Jack leaned back in his chair, turning the puzzle over in his mind. It took only a moment, the solution something terribly pedestrian by the standards of the last few weeks. They had not been transported. The Alcubierre had traveled between the two locations, it was just that the two locations were next to each other.
"Wormhole," Jack whispered.
But whose?
Perhaps the fairy godmother did exist.
---
Premier Valast scurried from his nest, his broad ears twitching as his claws pushed back the forest of whiskers populating his ample cheeks. "What do they want Overseer Verus? This appearance is highly unusual." He pushed the cast through his private comm channel directly to the Overseer, wary of potential intrusion from the ever-eager prying eyes of the denizens of Halycon. There was so very little respect for the secrecy required in matters of statecraft within the Combine, a legacy of Verus' kind and their longstanding policies of full transparency. So far, his efforts to restore sensible discretion had fallen short.
Overseer Verus' reply was simple, "Answers." A small attachment was included.
Communication Path: Zix Collective to Pan-Universia Combine
Species Identifier: X-4831
Consensus: Species
Purpose: Declaration of Inquisition.
Plenipotentiaries: Zix Moot.
Consensus Content: We require answers.
"Answers?" Valast's arms swung wildly in the air, his eyes wide, "What do they want answers about? We just gave two of their kind the means to save the galaxy and they want answers?" He tried to regain control, but his emotions built upon themselves, boiling into a rage, "They want answers? WE WANT ANSWERS!"

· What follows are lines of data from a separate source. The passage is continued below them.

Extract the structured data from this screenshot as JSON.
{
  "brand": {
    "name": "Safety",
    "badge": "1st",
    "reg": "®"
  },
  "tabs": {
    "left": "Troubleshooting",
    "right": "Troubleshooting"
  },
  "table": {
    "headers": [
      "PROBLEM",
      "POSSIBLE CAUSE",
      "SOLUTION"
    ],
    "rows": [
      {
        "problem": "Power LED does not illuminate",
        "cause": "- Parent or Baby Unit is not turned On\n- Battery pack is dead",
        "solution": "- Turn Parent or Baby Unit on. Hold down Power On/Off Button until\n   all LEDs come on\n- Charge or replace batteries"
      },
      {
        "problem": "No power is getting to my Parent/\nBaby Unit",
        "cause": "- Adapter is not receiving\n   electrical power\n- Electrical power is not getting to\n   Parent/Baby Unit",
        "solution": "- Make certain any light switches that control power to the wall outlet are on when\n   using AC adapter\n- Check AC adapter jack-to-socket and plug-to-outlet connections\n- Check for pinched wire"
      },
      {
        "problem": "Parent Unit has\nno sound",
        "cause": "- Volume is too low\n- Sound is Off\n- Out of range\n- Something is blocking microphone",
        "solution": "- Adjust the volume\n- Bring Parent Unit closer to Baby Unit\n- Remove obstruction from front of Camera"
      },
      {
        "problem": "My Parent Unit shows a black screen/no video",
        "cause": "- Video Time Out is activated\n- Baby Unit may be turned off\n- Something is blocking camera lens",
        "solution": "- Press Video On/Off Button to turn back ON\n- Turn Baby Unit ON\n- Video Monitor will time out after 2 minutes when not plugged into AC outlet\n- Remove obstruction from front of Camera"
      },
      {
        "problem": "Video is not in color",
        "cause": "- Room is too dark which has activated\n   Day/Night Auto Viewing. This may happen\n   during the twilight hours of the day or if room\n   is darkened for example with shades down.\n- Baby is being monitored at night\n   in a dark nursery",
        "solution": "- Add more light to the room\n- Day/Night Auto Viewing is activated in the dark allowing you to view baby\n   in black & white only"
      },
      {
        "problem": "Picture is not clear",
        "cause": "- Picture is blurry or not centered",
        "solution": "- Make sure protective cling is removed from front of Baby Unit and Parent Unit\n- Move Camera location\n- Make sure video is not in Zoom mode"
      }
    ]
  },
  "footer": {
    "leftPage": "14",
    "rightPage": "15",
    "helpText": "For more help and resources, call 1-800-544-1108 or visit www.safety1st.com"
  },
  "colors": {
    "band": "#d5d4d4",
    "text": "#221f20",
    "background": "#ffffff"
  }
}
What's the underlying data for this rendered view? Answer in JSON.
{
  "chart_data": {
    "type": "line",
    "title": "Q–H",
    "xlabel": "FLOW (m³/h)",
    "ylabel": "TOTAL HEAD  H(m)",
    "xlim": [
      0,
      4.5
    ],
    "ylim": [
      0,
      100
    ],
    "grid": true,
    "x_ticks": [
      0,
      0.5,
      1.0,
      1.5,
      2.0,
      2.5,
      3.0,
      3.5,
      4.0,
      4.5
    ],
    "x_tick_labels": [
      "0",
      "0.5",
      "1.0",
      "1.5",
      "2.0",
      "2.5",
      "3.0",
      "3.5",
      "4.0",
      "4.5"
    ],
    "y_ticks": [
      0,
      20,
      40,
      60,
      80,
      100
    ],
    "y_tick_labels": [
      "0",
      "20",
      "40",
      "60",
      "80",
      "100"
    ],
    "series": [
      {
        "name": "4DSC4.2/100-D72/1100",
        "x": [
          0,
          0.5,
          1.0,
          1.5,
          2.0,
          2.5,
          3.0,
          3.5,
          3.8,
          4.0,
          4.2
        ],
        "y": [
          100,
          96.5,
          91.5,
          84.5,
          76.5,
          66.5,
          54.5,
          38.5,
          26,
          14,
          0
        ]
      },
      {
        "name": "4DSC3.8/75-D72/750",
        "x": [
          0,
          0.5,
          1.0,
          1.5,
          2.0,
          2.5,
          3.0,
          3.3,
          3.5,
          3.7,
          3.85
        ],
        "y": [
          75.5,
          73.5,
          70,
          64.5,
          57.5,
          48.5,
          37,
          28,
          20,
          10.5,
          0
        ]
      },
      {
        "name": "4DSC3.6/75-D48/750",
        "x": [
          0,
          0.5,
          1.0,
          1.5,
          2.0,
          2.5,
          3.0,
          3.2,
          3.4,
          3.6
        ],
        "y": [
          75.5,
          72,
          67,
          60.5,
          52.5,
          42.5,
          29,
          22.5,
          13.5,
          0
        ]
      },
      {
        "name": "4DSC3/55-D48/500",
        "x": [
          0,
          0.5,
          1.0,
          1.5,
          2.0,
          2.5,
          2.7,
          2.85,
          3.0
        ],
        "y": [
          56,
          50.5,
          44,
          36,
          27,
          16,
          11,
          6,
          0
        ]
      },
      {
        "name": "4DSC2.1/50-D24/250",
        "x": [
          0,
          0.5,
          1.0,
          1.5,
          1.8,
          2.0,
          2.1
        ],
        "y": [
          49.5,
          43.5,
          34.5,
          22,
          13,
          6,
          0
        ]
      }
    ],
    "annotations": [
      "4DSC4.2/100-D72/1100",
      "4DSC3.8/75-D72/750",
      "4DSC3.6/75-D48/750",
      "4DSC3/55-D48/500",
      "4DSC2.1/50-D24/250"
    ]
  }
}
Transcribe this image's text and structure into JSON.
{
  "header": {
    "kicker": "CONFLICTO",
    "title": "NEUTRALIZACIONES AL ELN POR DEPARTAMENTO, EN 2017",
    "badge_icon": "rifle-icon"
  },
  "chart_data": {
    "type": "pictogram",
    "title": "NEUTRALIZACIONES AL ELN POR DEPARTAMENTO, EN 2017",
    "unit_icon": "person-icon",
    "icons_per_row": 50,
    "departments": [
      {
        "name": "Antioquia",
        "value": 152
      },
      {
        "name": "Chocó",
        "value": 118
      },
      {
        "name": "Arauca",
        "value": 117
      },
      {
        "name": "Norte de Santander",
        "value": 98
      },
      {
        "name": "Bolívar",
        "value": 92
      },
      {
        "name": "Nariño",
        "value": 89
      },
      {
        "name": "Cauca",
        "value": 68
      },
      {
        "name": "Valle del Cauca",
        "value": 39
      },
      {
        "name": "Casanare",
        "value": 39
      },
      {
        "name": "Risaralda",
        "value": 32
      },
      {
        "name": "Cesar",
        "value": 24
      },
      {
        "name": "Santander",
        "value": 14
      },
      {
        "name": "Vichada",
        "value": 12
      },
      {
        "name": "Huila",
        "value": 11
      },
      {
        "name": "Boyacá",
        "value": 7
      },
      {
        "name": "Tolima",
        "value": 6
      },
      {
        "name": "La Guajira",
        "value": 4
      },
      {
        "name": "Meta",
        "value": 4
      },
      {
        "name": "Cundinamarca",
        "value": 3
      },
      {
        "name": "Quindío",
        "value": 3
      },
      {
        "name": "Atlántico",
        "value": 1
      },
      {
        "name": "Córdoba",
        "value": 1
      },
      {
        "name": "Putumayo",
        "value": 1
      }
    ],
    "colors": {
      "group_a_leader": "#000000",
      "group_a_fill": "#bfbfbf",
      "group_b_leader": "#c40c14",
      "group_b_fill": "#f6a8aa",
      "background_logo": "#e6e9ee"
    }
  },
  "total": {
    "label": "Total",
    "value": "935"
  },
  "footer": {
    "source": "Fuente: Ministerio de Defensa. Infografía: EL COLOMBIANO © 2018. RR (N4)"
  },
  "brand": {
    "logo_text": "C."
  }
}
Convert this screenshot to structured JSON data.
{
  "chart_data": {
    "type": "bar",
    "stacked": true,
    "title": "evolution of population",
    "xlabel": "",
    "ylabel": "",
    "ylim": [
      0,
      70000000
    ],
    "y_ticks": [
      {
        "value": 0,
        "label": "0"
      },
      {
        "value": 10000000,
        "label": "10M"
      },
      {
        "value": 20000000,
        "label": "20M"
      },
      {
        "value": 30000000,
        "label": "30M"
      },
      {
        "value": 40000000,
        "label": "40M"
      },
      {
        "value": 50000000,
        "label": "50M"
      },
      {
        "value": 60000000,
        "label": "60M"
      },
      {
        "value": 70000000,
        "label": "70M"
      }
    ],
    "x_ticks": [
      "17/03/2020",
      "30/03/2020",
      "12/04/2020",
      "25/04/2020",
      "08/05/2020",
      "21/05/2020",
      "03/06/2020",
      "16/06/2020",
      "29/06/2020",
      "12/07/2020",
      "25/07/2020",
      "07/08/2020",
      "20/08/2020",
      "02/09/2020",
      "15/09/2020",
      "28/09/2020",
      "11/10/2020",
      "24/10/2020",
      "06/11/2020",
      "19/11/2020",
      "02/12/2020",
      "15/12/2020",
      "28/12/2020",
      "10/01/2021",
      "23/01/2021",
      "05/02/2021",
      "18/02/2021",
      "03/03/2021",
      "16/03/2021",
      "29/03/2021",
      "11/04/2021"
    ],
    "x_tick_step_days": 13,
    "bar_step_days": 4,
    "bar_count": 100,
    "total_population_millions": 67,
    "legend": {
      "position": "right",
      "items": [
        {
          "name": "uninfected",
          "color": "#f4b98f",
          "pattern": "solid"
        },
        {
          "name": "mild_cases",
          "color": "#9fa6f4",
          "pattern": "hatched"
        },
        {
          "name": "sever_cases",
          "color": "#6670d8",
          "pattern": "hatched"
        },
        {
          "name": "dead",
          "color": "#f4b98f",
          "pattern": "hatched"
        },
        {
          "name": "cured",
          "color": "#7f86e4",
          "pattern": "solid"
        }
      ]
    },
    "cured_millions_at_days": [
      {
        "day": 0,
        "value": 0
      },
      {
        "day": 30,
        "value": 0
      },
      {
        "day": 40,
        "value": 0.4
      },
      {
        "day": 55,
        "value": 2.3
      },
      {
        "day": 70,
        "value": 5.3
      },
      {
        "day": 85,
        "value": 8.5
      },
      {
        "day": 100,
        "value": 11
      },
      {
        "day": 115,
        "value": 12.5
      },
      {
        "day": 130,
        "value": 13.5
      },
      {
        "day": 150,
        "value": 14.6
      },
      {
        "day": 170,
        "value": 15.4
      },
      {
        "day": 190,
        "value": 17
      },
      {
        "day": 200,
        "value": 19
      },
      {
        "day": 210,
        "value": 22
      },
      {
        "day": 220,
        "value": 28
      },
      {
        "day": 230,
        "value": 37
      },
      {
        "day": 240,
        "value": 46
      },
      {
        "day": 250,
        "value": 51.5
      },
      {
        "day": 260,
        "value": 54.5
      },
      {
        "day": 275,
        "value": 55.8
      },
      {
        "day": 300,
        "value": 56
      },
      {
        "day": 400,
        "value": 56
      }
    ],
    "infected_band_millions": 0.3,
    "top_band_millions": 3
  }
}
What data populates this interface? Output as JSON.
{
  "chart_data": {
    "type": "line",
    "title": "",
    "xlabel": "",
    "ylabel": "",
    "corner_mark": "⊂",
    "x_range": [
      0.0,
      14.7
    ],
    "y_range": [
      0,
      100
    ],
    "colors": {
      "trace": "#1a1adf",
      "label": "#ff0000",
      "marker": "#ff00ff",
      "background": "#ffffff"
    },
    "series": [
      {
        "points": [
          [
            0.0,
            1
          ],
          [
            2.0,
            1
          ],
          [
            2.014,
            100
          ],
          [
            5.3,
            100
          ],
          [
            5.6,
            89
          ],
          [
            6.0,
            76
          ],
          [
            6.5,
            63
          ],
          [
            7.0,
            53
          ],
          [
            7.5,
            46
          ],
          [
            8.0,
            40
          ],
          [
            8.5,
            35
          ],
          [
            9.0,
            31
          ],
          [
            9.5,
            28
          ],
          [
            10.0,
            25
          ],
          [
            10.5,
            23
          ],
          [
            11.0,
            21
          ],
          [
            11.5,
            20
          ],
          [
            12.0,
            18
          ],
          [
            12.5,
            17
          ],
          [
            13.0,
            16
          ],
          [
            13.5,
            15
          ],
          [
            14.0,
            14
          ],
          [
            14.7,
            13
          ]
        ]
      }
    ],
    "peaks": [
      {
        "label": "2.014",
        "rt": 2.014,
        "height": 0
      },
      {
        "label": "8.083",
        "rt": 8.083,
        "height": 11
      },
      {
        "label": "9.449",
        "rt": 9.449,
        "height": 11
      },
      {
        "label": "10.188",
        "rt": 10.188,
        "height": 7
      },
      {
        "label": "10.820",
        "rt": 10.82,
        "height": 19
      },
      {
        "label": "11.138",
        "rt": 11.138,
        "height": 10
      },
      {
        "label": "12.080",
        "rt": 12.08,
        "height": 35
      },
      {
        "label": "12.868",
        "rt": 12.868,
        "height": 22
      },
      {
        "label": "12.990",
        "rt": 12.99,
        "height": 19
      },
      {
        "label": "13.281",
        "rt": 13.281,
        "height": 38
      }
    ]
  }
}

"Shall I arrange a meeting?" Verus replied.
A vein throbbed in Valast's temple. Dealing with Verus and her kind continued to be the most maddening portion of his position. He had once thought himself a sensible being, but he could feel the last vestiges of his civility draining away in the face of the persistent obstinance that constituted the bureaucracy of the Combine. Had he known this would be the price he would pay for the Premiership, he may very well have elected to have himself shot instead. The vein continued throbbing, but he managed at least a veneer of calm, "Yes, Overseer Verus."
Overseer Verus settled back, her eyes flitting to amber, a color rarely seen amongst her kind, as she added to her growing file on the Premier and his X-14, his species. The information would be carefully collated and added to her report to Cerebella Vyala, part of a growing compendium of data detailing the inner workings of the Premier's mental state. The intent behind the Cerebella's requests was unknown, and it was not Overseer Verus' place to ask. After all, there were higher powers than the Premier of the Pan-Universia Combine.